2) A half shutdown that cuts boot time (Fast Startup)

Shutting down a PC sounds simple which means off is off. Windows adds one more layer on top of that. There’s a feature that lets the system save part of its state before shutting down, so the next start feels closer to waking up than starting from scratch. This is what makes some PCs reach the lock screen much faster than others. The system keeps a snapshot of its core state on the drive and pulls that back when you press the power button. For someone who turns the PC on and off several times a day, those saved seconds add up quickly.

This doesn’t suit every setup. People who run two operating systems on the same machine sometimes turn it off to avoid small quirks. For most single OS users, though, it’s an easy win.
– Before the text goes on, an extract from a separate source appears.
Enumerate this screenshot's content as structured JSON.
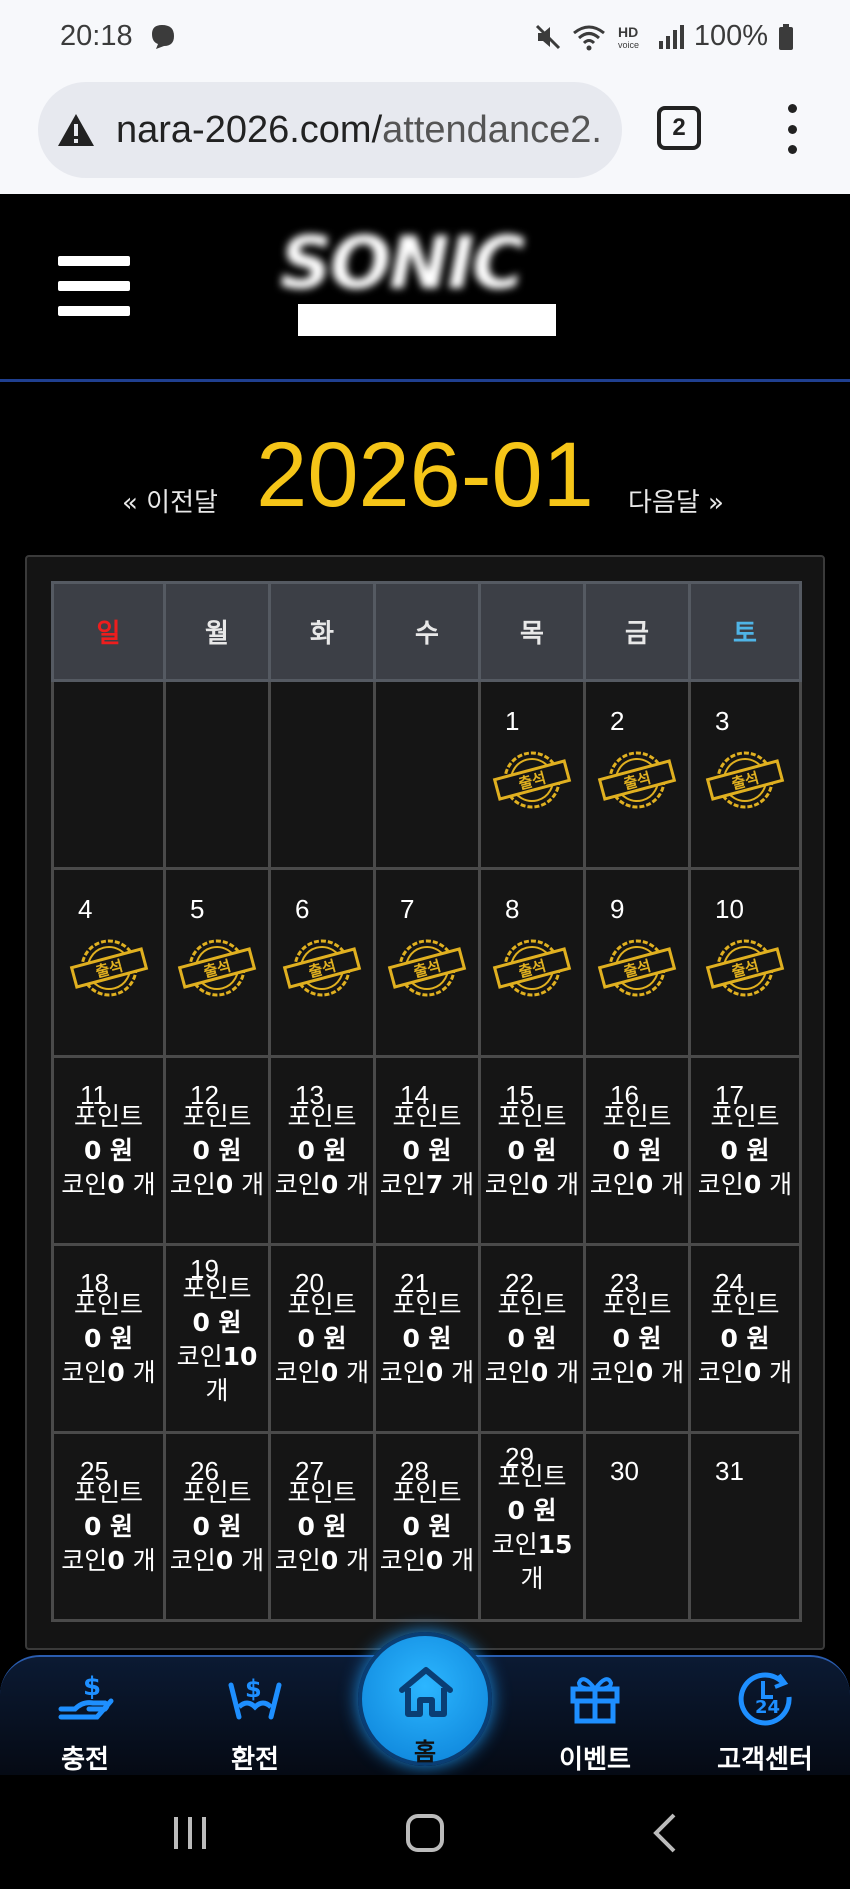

And if you notice odd behaviour after enabling it, you can always go back into settings and switch it off again.

3) Dialling down the visual flair and animations

Windows likes to show things in style: fading windows, sliding menus, shadows around boxes. All of that looks nice, but every small effect is one more thing for your system to draw.

On a recent machine, you may barely notice the difference. On an older PC or a budget laptop, turning down animations can make the system feel more direct. Menus open without delay, windows move crisply, and the desktop feels less heavy.

Windows lets you pick between looks and speed in a single place. You can tell it to focus on visuals, focus on performance, or choose your own mix. Many people try this once expecting the worst, then realise they don’t really miss the extra polish once they see how the machine behaves without it.

4) Telling Windows what matters right now (process priority)

At any moment, your PC is running far more than what you see on the screen. Background tools, update services, helpers for different apps, all of them share the same pool of resources. Windows tries to juggle them fairly, but it has no idea which one is actually important to you right now. You can change that. For a game, a video call, or a demanding app, you can raise its priority so the system pays more attention to it than to less important tasks in the background. Used with care, this can make a single key app feel smoother while you’re using it.

This isn’t a setting to push at random. Setting everything to the highest level defeats the whole point. It works best when you pick one or two tasks that genuinely need that extra push and leave the rest as they are.

Spending time inside these parts of Windows changes how you look at a “slow” machine. Sometimes the problem is old hardware, yes. But often, the system is simply not set up in a way that matches how you actually use it. In many cases, your PC doesn’t need a new life, it just needs better settings. These features won’t rewrite what your PC is capable of, but they can clear some of the friction. And the best part is simple: every change here can be undone in a minute if it doesn’t feel right.